While I was at home, breastfeeding our little one every few hours and leaving the house only occasionally, looking for properties kept me sane. It gave me a break from both work and parenting and let me dream a little.
At that point, this was the dream:
A big house- enough space for guests. A large yard where I could plant a garden and watch it grow. A summer kitchen where I could bottle up my juicy tomatoes for winter storage. Fields that would be covered with snow for Peatuk to run around in. A little doghouse and a friendly dog to bark at intruders and wag its tail when Peatuk came home from school. A cute little shed to store our bikes, because we would only bike into town. Except on Sundays, when we would grocery shop. A large window that I could sit in and write and write deep into the winter nights. Or crochet. Or even <gasp> read a book.

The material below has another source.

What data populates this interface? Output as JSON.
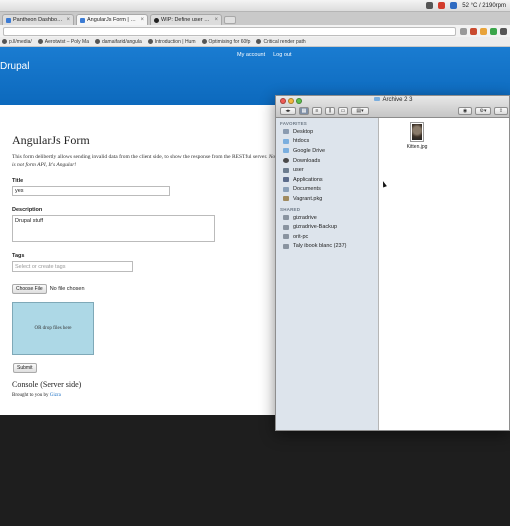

In this dream, returning to work was a far-off thought. Sure, I will work full-time someday, I thought. But it wasn’t pressing. I had wrapped up in this bubble of motherhood and I had forgotten what an out-of-the-house job with co-workers and people depending on you and a company actually felt like. I thought I would maybe return to work when Peatuk started preschool or school, and I imagined still spending the time to bake fresh bread, sew various projects, and tend that huge, imaginary garden.
Then, things started changing. Peatuk went to daycare. First just in the morning, so I could have a little break and he could be exposed to Bulgarian language and other children. He loved it and seemed to thrive there, so his day expanded into the late afternoon and early evening. With him thoroughly engaged, I had time to start working.
Really working. Not just the part time writing that I had been doing between diaper changes for the past year and a half.
Now I think about having a house with a garden and I am overwhelmed. Where would I possibly find time to water and weed it? How could I do the cute little renovation projects I imagined? A dog or a cat? Absurd!
I guess it comes down to what kind of garden you want to grow. At the moment, my garden is made of computers and clients, not living greenery. My fruit is a happy husband and a somewhat delicate business.
My dream slowly morphs. The house no longer needs a huge yard or to be 5 km from the center of town. A small apartment in the center would do just fine.
Wait- that is what we currently have. I guess I am starting to reap those seeds.